The Assembly proposed leaving the Empire State Child Credit in place but increasing its size, as well as expanding eligibility for the Earned Income Tax Credit to higher earners and taxpayers without Social Security numbers.
“We’re trying to get something as close to the full Working Families Tax Credit in the final budget as possible,” said Alexa Arecchi, chief of staff for Assemblymember Andrew Hevesi, who sponsors the bill in his chamber. “So it was a pretty good starting point that both houses had an iteration of it in their proposals.”
Seven year old boy selling papers at Columbus Circle, New York City, on October 8, 1910.
| Paul B. Schumm via Library of Congress.
New York has tried other strategies to shrink its child poverty rate. Last year, the state increased the minimum wage and made investments in child care. The Child Poverty Reduction Advisory Council, which said both measures could put a dent in the issue, will give the state recommendations for how to meet its 50 percent goal later this year.
Pete Nabozny, a council member and policy director at the Rochester-based advocacy organization Children’s Agenda, urged the state not to wait to act.
“Child tax credits are a really effective way to reduce child poverty,” Nabozny said, and “are going to be part of the council’s recommendations.”
According to the Center on Poverty and Social Policy, tax credits briefly helped New York come close to its 50 percent goal. When the federal government expanded its child tax credit early in the pandemic, child poverty in New York was slashed by more than 40 percent.
“The idea for this came from a frustration born out of the expiration of the federal expanded child credit,” Gounardes told New York Focus.
Hochul’s January budget proposal did not include expansions of family tax credits. Her office did not respond directly to questions about whether she’s willing to entertain the legislature’s proposals.
The price tag will be the big hurdle.
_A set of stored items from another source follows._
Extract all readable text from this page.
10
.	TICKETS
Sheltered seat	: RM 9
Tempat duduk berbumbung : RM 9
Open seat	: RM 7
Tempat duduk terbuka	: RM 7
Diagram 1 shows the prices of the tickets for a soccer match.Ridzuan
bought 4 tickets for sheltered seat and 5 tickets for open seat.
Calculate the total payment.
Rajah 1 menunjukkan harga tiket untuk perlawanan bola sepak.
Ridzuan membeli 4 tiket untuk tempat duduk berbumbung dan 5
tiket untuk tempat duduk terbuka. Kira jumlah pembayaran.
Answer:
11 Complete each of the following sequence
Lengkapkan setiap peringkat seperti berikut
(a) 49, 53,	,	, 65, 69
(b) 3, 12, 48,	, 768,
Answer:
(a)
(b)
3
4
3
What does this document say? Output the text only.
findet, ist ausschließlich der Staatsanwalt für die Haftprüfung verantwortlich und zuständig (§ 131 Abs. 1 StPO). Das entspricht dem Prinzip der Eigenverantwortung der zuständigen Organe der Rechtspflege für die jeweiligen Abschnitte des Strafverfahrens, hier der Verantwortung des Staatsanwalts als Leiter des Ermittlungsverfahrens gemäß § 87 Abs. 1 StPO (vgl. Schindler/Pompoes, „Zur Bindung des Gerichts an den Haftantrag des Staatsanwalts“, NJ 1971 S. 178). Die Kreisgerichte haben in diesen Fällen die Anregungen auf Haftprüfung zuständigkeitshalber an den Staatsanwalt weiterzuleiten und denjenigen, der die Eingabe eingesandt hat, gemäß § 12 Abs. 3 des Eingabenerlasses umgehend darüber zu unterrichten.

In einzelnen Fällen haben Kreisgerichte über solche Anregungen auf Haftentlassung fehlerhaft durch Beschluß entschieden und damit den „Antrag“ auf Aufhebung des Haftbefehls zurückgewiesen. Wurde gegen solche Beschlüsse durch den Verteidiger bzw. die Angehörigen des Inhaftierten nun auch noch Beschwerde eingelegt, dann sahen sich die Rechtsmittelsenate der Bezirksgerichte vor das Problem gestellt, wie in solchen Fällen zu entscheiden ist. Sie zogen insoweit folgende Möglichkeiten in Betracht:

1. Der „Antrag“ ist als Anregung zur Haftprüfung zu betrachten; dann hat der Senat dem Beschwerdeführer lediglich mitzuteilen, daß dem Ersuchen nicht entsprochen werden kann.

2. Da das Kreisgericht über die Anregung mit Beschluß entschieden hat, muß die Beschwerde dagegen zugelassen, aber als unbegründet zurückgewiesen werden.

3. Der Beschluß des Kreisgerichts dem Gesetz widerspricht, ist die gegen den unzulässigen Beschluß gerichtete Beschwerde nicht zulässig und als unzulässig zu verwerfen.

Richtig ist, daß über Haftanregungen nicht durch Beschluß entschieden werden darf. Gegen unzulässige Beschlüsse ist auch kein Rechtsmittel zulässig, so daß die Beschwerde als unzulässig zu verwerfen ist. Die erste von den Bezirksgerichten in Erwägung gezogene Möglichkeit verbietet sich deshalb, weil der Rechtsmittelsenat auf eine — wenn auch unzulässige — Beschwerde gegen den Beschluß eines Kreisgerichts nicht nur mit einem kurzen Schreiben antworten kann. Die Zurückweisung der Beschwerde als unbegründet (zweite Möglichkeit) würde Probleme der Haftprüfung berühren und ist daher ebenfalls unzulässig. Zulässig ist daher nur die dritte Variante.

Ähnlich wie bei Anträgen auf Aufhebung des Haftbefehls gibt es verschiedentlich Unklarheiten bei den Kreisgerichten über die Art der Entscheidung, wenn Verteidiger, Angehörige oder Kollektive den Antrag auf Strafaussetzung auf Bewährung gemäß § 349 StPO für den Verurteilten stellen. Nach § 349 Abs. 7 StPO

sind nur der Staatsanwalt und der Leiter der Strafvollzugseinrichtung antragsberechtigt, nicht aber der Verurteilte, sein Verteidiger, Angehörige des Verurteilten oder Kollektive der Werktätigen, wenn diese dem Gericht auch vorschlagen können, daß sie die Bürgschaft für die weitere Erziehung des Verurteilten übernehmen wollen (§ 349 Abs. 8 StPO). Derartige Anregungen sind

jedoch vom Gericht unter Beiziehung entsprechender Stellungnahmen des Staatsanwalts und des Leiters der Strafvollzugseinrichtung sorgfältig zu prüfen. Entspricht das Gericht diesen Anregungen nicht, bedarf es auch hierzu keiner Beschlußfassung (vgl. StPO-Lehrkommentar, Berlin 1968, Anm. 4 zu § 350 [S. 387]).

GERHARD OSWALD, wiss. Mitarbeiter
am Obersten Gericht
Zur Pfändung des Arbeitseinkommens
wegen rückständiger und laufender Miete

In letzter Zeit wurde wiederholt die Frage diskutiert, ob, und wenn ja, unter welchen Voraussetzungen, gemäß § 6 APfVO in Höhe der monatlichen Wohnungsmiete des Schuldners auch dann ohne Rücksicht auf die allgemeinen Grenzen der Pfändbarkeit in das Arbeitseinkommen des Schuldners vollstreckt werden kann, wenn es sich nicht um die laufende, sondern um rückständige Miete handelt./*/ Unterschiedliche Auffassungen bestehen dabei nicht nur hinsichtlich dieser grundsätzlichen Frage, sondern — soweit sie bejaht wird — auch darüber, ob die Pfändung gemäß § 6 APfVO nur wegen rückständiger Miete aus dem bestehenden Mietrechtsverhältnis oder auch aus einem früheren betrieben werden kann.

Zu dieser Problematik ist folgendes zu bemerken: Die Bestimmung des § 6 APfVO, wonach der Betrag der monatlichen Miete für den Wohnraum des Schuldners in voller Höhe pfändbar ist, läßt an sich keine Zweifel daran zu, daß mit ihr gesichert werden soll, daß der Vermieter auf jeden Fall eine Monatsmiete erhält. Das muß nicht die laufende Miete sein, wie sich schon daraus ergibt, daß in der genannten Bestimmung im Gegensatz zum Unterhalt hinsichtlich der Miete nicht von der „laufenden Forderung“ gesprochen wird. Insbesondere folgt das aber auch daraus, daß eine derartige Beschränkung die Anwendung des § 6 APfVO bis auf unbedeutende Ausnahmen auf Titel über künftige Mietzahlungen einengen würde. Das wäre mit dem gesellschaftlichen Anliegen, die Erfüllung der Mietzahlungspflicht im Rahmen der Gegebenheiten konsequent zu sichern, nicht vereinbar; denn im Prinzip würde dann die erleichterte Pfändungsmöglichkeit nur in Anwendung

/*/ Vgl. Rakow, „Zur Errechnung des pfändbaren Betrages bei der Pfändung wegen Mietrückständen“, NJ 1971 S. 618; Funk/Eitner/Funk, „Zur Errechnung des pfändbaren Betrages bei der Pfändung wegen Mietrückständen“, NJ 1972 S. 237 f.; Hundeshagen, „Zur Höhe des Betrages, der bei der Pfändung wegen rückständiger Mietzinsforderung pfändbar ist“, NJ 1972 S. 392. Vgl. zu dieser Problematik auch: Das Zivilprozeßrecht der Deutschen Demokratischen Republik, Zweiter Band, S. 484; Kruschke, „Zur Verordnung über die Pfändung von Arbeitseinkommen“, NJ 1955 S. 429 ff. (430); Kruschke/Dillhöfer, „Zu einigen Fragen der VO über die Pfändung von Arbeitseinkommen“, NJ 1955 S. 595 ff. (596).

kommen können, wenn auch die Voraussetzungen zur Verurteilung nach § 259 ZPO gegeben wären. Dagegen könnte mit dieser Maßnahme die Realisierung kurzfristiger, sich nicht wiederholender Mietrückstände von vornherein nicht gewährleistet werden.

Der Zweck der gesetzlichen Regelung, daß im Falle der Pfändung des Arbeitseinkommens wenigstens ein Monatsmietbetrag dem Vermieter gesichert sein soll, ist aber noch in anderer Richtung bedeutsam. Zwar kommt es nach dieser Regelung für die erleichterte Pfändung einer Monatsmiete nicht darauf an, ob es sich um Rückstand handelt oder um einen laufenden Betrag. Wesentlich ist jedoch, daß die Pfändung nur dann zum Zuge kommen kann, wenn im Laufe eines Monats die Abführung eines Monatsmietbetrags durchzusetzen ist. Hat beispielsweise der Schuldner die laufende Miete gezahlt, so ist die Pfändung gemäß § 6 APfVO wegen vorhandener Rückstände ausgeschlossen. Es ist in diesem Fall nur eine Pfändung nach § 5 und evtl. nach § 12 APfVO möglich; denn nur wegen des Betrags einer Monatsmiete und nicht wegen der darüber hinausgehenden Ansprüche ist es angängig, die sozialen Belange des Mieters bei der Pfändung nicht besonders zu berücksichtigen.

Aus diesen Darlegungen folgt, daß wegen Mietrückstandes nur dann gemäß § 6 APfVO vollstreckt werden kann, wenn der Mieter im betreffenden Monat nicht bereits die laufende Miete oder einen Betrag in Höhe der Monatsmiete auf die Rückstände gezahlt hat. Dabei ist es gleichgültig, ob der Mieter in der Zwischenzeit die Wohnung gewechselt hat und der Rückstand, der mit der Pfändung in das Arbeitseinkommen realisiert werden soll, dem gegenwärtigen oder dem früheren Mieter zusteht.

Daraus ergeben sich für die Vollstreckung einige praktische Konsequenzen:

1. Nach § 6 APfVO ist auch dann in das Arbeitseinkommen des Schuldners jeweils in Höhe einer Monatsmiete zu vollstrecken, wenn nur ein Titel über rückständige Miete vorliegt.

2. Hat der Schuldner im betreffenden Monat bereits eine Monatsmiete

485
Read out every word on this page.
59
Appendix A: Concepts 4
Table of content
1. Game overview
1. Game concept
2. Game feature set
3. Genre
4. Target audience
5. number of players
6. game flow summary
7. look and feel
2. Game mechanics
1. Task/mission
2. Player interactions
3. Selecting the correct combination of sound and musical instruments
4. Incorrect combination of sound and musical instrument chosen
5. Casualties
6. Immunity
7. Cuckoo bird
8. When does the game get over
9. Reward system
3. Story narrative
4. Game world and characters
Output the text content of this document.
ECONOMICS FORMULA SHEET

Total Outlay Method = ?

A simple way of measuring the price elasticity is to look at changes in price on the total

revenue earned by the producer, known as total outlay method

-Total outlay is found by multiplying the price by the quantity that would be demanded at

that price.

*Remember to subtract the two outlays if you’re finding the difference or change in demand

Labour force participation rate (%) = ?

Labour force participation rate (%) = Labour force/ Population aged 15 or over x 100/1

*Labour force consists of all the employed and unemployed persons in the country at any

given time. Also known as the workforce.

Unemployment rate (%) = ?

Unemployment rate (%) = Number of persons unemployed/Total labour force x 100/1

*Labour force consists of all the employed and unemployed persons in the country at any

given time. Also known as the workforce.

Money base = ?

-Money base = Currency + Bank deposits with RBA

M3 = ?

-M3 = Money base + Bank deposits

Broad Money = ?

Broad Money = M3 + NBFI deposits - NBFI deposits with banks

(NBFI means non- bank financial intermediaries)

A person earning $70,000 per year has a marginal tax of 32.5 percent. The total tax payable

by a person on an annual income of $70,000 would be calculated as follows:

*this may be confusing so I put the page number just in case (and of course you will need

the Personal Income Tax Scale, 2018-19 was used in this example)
The Institute on Taxation and Economic Policy estimates that the Senate’s proposal would cost about $600 million a year.
Hochul has been resistant to raising taxes to fund new programs, and she plays the leading role in budget negotiations. The legislature proposed a larger spending package than Hochul, funded in part by $2 billion in higher taxes on millionaires, billionaires, and corporations. Though boosting taxes on the wealthy is popular, Hochul has shot down the idea as a “nonstarter.”